En España no íbamos a ser menos. Y si hace unos meses fue motivo de chacota pública la propuesta del ministro Escrivá de desarrollar una Cartera Digital Beta (más conocido, por méritos propios, como "pajaporte") para que los visitantes de páginas pornográficas verificasen su mayoría de edad mediante credenciales digitales, menos chistoso parece que todo un Juez de la Audiencia Nacional tuviese que rectificar en su pretensión de bloquear Telegram por la constatación de que se alojaban en sus servidores contenidos pirata.

Más preocupante es la adhesión de no pocos opinadores y ciudadanos a la propuesta del fiscal Miguel Ángel Aguilar de revisar el carácter anónimo del acceso a las redes sociales ante el más que comprensible rechazo a algunos usos políticos o comentarios despreciables que se han hecho sobre el asesinato de un niño en Mocejón.

De nuevo, la propuesta no es original. La pretensión de un acceso mediante algún tipo de credencial digital pública (habitualmente, la exigencia de registrar el DNI en la red social al crearse el perfil) es una vieja mala idea de la que nos salvará, muy probablemente, su ineficacia.

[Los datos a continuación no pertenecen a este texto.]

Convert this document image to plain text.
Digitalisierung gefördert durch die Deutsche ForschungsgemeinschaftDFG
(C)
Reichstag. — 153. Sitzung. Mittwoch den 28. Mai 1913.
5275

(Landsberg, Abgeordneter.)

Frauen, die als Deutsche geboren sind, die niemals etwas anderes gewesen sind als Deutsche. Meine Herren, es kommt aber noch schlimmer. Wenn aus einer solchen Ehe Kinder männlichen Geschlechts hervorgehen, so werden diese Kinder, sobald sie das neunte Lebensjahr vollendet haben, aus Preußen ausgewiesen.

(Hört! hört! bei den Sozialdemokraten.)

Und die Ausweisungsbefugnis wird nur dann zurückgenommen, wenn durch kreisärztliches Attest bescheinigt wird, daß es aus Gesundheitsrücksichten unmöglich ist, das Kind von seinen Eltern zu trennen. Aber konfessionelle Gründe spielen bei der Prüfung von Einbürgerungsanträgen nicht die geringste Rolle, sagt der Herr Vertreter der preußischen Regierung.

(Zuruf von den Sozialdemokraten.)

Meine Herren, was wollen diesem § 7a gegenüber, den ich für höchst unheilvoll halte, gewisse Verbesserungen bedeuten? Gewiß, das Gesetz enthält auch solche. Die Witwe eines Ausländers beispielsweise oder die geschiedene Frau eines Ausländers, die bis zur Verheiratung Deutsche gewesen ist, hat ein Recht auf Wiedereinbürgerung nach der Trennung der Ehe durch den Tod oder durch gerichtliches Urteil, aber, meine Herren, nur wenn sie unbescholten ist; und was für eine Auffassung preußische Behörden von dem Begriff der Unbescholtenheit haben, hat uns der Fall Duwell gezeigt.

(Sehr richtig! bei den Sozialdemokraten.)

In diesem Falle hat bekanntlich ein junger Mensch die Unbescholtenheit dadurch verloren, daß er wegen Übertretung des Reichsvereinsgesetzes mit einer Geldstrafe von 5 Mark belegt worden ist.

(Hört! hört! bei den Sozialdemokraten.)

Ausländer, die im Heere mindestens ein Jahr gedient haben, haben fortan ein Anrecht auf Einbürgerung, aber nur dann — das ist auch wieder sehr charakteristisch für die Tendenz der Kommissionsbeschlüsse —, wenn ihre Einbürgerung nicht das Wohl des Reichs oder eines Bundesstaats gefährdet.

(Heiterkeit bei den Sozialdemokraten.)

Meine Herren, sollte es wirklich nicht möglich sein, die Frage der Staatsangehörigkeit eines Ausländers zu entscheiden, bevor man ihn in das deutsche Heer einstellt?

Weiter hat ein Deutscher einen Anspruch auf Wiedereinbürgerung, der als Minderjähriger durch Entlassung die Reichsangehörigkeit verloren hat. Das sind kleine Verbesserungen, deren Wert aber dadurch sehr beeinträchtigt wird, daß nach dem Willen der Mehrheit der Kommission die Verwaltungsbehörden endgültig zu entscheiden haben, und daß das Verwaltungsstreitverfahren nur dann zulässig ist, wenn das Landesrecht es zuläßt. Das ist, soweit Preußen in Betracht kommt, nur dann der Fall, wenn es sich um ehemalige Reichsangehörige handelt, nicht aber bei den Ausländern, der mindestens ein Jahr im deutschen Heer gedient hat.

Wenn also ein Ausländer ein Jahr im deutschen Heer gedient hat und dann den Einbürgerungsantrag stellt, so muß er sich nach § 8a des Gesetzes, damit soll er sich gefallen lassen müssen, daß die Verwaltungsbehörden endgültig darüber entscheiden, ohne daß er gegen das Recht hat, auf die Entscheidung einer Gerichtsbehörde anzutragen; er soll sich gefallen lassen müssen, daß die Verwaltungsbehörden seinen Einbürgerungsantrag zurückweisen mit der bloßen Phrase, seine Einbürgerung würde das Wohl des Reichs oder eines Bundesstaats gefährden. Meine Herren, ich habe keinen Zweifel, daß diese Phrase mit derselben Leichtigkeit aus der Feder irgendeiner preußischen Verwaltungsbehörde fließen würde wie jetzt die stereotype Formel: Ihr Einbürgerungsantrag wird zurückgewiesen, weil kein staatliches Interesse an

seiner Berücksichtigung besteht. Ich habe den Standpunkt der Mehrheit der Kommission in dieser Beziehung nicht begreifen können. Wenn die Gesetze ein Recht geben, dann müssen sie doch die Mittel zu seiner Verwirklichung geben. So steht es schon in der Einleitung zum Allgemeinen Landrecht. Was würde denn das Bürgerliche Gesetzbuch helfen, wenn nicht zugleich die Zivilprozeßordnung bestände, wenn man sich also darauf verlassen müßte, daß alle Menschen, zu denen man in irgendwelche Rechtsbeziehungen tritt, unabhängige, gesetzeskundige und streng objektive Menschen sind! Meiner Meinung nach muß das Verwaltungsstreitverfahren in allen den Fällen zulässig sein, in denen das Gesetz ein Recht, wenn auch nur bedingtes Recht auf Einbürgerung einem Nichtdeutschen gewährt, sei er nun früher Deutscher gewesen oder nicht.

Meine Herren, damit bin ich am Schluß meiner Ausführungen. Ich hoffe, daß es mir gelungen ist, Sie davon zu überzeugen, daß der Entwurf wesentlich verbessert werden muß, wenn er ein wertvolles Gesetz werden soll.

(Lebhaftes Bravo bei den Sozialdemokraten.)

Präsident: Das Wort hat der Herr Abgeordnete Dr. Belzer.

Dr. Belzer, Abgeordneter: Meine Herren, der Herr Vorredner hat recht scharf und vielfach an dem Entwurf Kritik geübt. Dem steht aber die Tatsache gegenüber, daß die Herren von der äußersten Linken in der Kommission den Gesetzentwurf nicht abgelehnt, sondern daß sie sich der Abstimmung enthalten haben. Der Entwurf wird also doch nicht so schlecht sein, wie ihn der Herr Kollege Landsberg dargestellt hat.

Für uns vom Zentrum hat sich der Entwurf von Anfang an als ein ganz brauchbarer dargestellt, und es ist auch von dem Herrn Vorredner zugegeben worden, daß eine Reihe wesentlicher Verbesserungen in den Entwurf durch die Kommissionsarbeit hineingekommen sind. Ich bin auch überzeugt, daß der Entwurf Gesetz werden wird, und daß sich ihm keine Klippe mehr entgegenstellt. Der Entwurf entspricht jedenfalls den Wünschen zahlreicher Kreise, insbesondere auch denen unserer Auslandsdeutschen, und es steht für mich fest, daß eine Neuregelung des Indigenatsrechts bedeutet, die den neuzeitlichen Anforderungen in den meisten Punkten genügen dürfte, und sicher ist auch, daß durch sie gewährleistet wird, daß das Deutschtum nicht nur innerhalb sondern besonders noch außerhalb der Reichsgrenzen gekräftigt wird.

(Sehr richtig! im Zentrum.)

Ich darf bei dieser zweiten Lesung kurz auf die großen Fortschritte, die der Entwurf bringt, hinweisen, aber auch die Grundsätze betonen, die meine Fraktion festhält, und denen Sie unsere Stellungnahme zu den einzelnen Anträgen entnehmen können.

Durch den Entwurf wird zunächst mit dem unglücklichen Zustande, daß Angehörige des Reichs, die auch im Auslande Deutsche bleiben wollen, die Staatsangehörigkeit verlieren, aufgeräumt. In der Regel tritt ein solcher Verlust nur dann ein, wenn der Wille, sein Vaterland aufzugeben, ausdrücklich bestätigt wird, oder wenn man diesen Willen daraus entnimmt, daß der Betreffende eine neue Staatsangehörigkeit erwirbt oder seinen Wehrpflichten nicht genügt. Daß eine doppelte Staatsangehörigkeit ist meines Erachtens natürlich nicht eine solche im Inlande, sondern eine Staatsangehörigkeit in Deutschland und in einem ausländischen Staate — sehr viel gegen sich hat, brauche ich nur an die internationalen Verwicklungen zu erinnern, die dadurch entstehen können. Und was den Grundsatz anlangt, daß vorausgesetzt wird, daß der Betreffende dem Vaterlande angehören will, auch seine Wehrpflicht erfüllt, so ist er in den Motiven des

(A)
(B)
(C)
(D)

Sólo alguien con una infinita confianza en la Administración y en la pedagogía podría pensar cabalmente que esos datos públicos quedarán intactos para usos torticeros o hackeos, que nadie nunca los empleará para "moderar" discursos incómodos o que es posible retener una amplia libertad de expresión reduciendo hasta tal punto sus peligros.

Nuestro tiempo es proclive a que, de una comprensible indignación y búsqueda de seguridad, emerja una visión odiosa de la libertad que procuran las redes. Se va haciendo urgente poner diques para que la necesidad de moderación no sirva de cobijo a la censura.

*** Pedro Lecanda es escritor y jurista especializado en responsabilidad de plataformas digitales.